Your PC should be able to handle at least 20 tracks. The only thing that you are lacking on is the amount of RAM. 256K is not that high for a DAW. I would recommend a minimum of 512K. I'm using 1.1Gig and personally would not use anything less than that. If you're not using any plugins on those 20 tracks, then the amount of ram will be less critical.
The next thing you want to check is your hard drive performance. Most standard installed hard drive rotation rates are at 5400 RPM. You want at least a 7200 RPM drive for better track count performance.
The immediate thing you can check is to see if the hard drives "DMA" is enabled. This needs to be enabled and will usually boast your performance to twice of what it currently is, if it is not enabled.
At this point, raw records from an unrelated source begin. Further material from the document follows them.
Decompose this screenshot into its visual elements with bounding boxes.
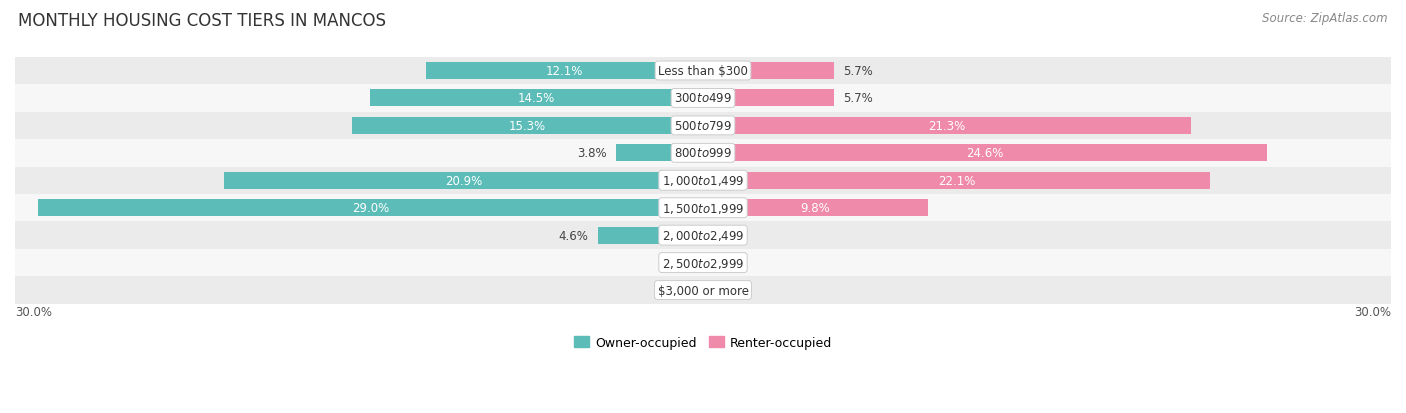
Bar: [598, 227, 703, 244]
Bar: [370, 90, 703, 107]
Bar: [703, 200, 928, 217]
Text: 30.0%: 30.0%: [1354, 305, 1391, 318]
Text: MONTHLY HOUSING COST TIERS IN MANCOS: MONTHLY HOUSING COST TIERS IN MANCOS: [18, 12, 387, 30]
Bar: [15, 167, 1391, 195]
Bar: [703, 63, 834, 80]
Text: 29.0%: 29.0%: [352, 202, 389, 215]
Text: 3.8%: 3.8%: [576, 147, 606, 160]
Text: 21.3%: 21.3%: [928, 120, 966, 133]
Text: 4.6%: 4.6%: [558, 229, 588, 242]
Text: 0.0%: 0.0%: [713, 256, 742, 269]
Text: 20.9%: 20.9%: [444, 174, 482, 188]
Bar: [703, 118, 1191, 135]
Bar: [15, 222, 1391, 249]
Bar: [15, 277, 1391, 304]
Text: 15.3%: 15.3%: [509, 120, 546, 133]
Bar: [703, 90, 834, 107]
Text: $300 to $499: $300 to $499: [673, 92, 733, 105]
Text: 0.0%: 0.0%: [664, 256, 693, 269]
Text: 22.1%: 22.1%: [938, 174, 976, 188]
Text: $1,500 to $1,999: $1,500 to $1,999: [662, 201, 744, 215]
Text: 5.7%: 5.7%: [842, 92, 873, 105]
Bar: [352, 118, 703, 135]
Text: 5.7%: 5.7%: [842, 65, 873, 78]
Bar: [15, 85, 1391, 112]
Legend: Owner-occupied, Renter-occupied: Owner-occupied, Renter-occupied: [568, 331, 838, 354]
Bar: [616, 145, 703, 162]
Text: $500 to $799: $500 to $799: [673, 120, 733, 133]
Text: 24.6%: 24.6%: [966, 147, 1004, 160]
Text: 9.8%: 9.8%: [800, 202, 831, 215]
Text: 0.0%: 0.0%: [713, 229, 742, 242]
Bar: [224, 172, 703, 189]
Text: $2,500 to $2,999: $2,500 to $2,999: [662, 256, 744, 270]
Text: $3,000 or more: $3,000 or more: [658, 284, 748, 297]
Text: Less than $300: Less than $300: [658, 65, 748, 78]
Text: Source: ZipAtlas.com: Source: ZipAtlas.com: [1263, 12, 1388, 25]
Bar: [703, 145, 1267, 162]
Bar: [15, 58, 1391, 85]
Bar: [38, 200, 703, 217]
Text: 30.0%: 30.0%: [15, 305, 52, 318]
Bar: [15, 195, 1391, 222]
Text: $800 to $999: $800 to $999: [673, 147, 733, 160]
Text: 14.5%: 14.5%: [517, 92, 555, 105]
Bar: [703, 172, 1209, 189]
Bar: [426, 63, 703, 80]
Bar: [15, 140, 1391, 167]
Text: 12.1%: 12.1%: [546, 65, 583, 78]
Text: 0.0%: 0.0%: [664, 284, 693, 297]
Bar: [15, 112, 1391, 140]
Text: $1,000 to $1,499: $1,000 to $1,499: [662, 174, 744, 188]
Text: 0.0%: 0.0%: [713, 284, 742, 297]
Bar: [15, 249, 1391, 277]
Text: $2,000 to $2,499: $2,000 to $2,499: [662, 229, 744, 242]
I don't know the steps off the top of my head to list them for you.
after looking at all the thing Red suggested, you might also look at grouping a number of tracks to buss type efx processing rather than have each track with a lot of different efx. cutting down on the number of individual processes going on.
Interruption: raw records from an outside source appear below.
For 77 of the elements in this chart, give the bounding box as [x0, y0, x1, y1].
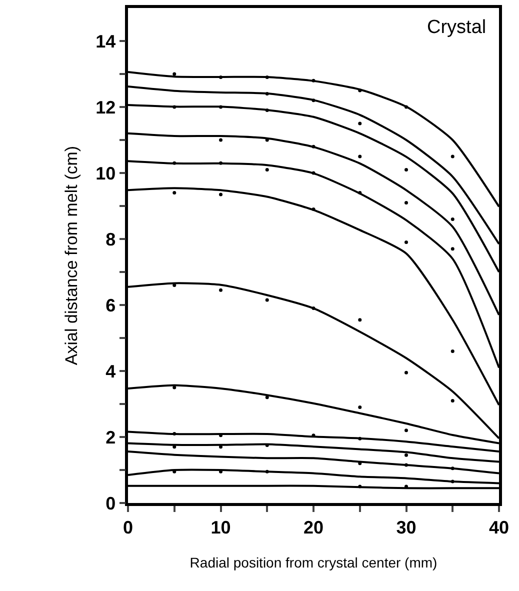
point — [404, 463, 408, 467]
point — [172, 72, 176, 76]
point — [265, 92, 269, 96]
point — [358, 406, 362, 410]
point — [265, 168, 269, 172]
line-series — [128, 442, 499, 463]
x-tick-label: 0 — [122, 517, 134, 538]
point — [172, 432, 176, 436]
point — [265, 470, 269, 474]
point — [172, 445, 176, 449]
x-tick-label: 10 — [210, 517, 231, 538]
point — [358, 318, 362, 322]
point — [219, 192, 222, 196]
point — [404, 105, 408, 109]
line-series — [128, 86, 499, 245]
point — [358, 484, 362, 488]
y-axis-title: Axial distance from melt (cm) — [62, 146, 82, 366]
y-tick-label: 0 — [106, 493, 116, 514]
line-series — [128, 282, 499, 440]
x-tick-label: 30 — [396, 517, 416, 538]
point — [219, 445, 222, 449]
line-series — [128, 450, 499, 474]
point — [404, 200, 408, 204]
point — [450, 217, 454, 221]
point — [312, 306, 316, 310]
point — [172, 191, 176, 195]
point — [312, 98, 316, 102]
line-series — [128, 132, 499, 316]
line-series — [128, 160, 499, 369]
point — [265, 396, 269, 400]
point — [450, 480, 454, 484]
line-series — [128, 71, 499, 208]
point — [312, 171, 316, 175]
point — [312, 208, 316, 212]
point — [450, 247, 454, 251]
line-series — [128, 468, 499, 484]
point — [265, 76, 269, 80]
point — [450, 349, 454, 353]
point — [172, 105, 176, 109]
point — [265, 298, 269, 302]
x-tick-label: 20 — [303, 517, 324, 538]
annotation: Crystal — [427, 17, 486, 38]
point — [450, 466, 454, 470]
point — [312, 78, 316, 82]
line-series — [128, 104, 499, 273]
y-tick-label: 6 — [106, 295, 116, 316]
line-series — [128, 430, 499, 453]
point — [219, 105, 222, 109]
x-axis-title: Radial position from crystal center (mm) — [190, 554, 438, 571]
point — [312, 144, 316, 148]
point — [358, 191, 362, 195]
point — [404, 428, 408, 432]
point — [404, 453, 408, 457]
point — [404, 370, 408, 374]
point — [450, 154, 454, 158]
point — [358, 154, 362, 158]
point — [358, 88, 362, 92]
y-tick-label: 8 — [106, 229, 116, 250]
line-series — [128, 187, 499, 406]
point — [219, 288, 222, 292]
y-tick-label: 4 — [106, 361, 116, 382]
point — [265, 108, 269, 112]
point — [404, 240, 408, 244]
point — [404, 168, 408, 172]
y-tick-label: 12 — [96, 97, 116, 118]
point — [358, 122, 362, 126]
point — [172, 161, 176, 165]
point — [172, 386, 176, 390]
y-tick-label: 10 — [96, 163, 116, 184]
x-tick-label: 40 — [488, 517, 510, 538]
point — [219, 161, 222, 165]
y-tick-label: 2 — [106, 427, 116, 448]
line-series — [128, 384, 499, 444]
point — [358, 436, 362, 440]
point — [450, 398, 454, 402]
point — [219, 138, 222, 142]
y-tick-label: 14 — [96, 31, 116, 52]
...and after what PeterV suggested, you may want to look at some of the 20 tracks and see what you can mix down to one or two tracks.
I've done some projects where I was working on the track bed and got upwards of 20 tracks, but x-amount of it wasn't going to change (much) so I mix it down to one track.
I tend to keep multiple generational copies of my files too....so if I ever had to go back, I can do it with ease. So this way I take what was on 20 tracks and save it down to 2.